Comparison Between Theil-Sen Regressor and Simple Linear Regression

Theil-Sen Regression

Objectives: To show Theil-Sen Regression is more robust against outliers compared to Simple Linear Regression

#import models and plotting tools
from sklearn.linear_model import TheilSenRegressor, LinearRegression
from sklearn.model_selection import cross_val_score, train_test_split
from sklearn.metrics import r2_score

import pandas as pd
import numpy as np
import matplotlib.pyplot as plt
import seaborn as sns

from IPython.core.display import HTML
np.random.seed(42)

Create a dataset with X as the number of coin flips and y as the number of heads from the coin flips.

Then, add 5 outliers of 100% heads and 100% tails into the data.

# Create a dataset
def coin():
    return np.random.choice(['Heads', 'Tails'])

X = list(range(1,101))

df = pd.DataFrame({
    'X' : list(range(1,101)),
    'y' : [sum([1 if coin() == 'Heads' else 0 for _ in range(i)]) for i in X]
})

# df.head()

#Add outliers to the dataframe
df_outliers = pd.DataFrame({
    'X' : [ 50, 30, 40, 35, 45, 80, 90, 100, 100, 60, 70],
    'y' : [ 100, 70, 80, 20, 5, 80, 95, 10, 120, 6, 8]
})

df = pd.concat((df,df_outliers))
df.info()

<class 'pandas.core.frame.DataFrame'>
Int64Index: 111 entries, 0 to 10
Data columns (total 2 columns):
X    111 non-null int64
y    111 non-null int64
dtypes: int64(2)
memory usage: 2.6 KB

Plot the dataset to see the outliers.

sns.lmplot('X', 'y', data=df);

png

Here, I did a train test split by splitting the data into 50/50.

# Do a Train-test-split
X = df[['X']]
y = df['y']

X_train, X_test, y_train, y_test = train_test_split(X, y, train_size=0.5, random_state=42)

Instantiate the linear regression model and train it with X_train and y_train from the train test split.

Then, score the model with X_train, X_test and do a cross validation of 5 folds from the original data to find the R2 scores.

# Create linear model
linear_model = LinearRegression()

linear_model.fit(X_train, y_train)
print(linear_model.score(X_train, y_train))
print(linear_model.score(X_test, y_test))
cross_val_score(linear_model, X, y, cv=5).mean()

0.3788042856591475
0.7084611406650192





-0.28135931886744714

Instantiate the TheilSen regresson and train it with X_train and y_train from the train test split.

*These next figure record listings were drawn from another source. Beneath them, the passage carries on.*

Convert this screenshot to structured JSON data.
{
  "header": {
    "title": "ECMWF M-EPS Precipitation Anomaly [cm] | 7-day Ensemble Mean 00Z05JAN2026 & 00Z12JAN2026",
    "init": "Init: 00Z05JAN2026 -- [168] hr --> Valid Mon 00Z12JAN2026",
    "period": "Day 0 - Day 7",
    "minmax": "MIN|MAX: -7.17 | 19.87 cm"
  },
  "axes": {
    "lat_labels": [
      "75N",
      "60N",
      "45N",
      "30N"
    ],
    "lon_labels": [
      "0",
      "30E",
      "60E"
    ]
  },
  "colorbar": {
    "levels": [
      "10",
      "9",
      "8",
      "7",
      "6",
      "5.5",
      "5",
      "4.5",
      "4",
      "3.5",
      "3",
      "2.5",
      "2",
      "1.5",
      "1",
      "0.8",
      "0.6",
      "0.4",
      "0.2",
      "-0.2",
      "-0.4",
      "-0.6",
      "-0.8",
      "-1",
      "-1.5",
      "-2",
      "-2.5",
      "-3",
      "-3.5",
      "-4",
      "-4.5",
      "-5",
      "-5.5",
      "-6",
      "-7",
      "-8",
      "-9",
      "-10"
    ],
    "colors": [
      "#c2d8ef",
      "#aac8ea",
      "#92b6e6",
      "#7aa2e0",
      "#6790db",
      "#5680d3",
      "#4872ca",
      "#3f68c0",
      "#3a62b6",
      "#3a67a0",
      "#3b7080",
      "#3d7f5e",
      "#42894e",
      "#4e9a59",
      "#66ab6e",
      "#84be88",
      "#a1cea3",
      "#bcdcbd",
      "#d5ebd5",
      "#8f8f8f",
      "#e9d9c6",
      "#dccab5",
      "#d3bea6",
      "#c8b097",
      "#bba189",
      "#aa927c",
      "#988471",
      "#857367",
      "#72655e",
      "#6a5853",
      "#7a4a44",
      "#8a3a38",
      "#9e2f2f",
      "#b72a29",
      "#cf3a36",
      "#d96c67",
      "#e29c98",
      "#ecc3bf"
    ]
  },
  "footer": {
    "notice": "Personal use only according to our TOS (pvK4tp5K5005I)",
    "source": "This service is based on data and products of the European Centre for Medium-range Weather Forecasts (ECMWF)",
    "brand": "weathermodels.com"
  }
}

Then, score the model with X_train, X_test and do a cross validation of 5 folds from the original data to find the R2 scores.

# Create Theilsen model
theilsen_model = TheilSenRegressor()

theilsen_model.fit(X_train, y_train)
print(theilsen_model.score(X_train, y_train))
print(theilsen_model.score(X_test, y_test))
cross_val_score(theilsen_model, X, y, cv=5).mean()
# theilsen_model.intercept_

0.3525989639206396
0.8499956799863967





0.2970249639222725

Plot the prediction from each model with X_train to have a better understanding of what happened.

yhat_train_linear = linear_model.predict(X_train)
yhat_train_theilsen = theilsen_model.predict(X_train)

plt.figure(figsize=(10,5))
plt.xlabel('Number of coins flipped')
plt.ylabel('Number of heads')
plt.plot(X_train, yhat_train_linear, color='r', label='Linear Model')
plt.plot(X_train, yhat_train_theilsen, color='b', label='TheilSen Model')
plt.legend()
plt.scatter(X_train, y_train);

png

Plot the prediction from each model with X_test

yhat_test_linear = linear_model.predict(X_test)
yhat_test_theilsen = theilsen_model.predict(X_test)

plt.figure(figsize=(10,5))
plt.xlabel('Number of coins flipped')
plt.ylabel('Number of heads')
plt.plot(X_test, yhat_test_linear, color='r', label='Linear Model')
plt.plot(X_test, yhat_test_theilsen, color='b', label='TheilSen Model')
plt.legend()
plt.scatter(X_test, y_test);

png

We can see that even though linear regression scores well with the X_train, it doesn't do well with X_test and the cross validation.

From the graph, we can see that TheilSen model ignores the outliers and tends to fit the majority of the y values whereas the linear model shifts upwards/downwards due to outliers.

Additional notes from research:

Theil-Sen Regressor has a breakdown point of about 29.3% in case of a simple linear regression which means that it can tolerate arbitrary corrupted data (outliers) of up to 29.3% in the two-dimensional case.
The slope/coefficient is the median of all slopes between paired values.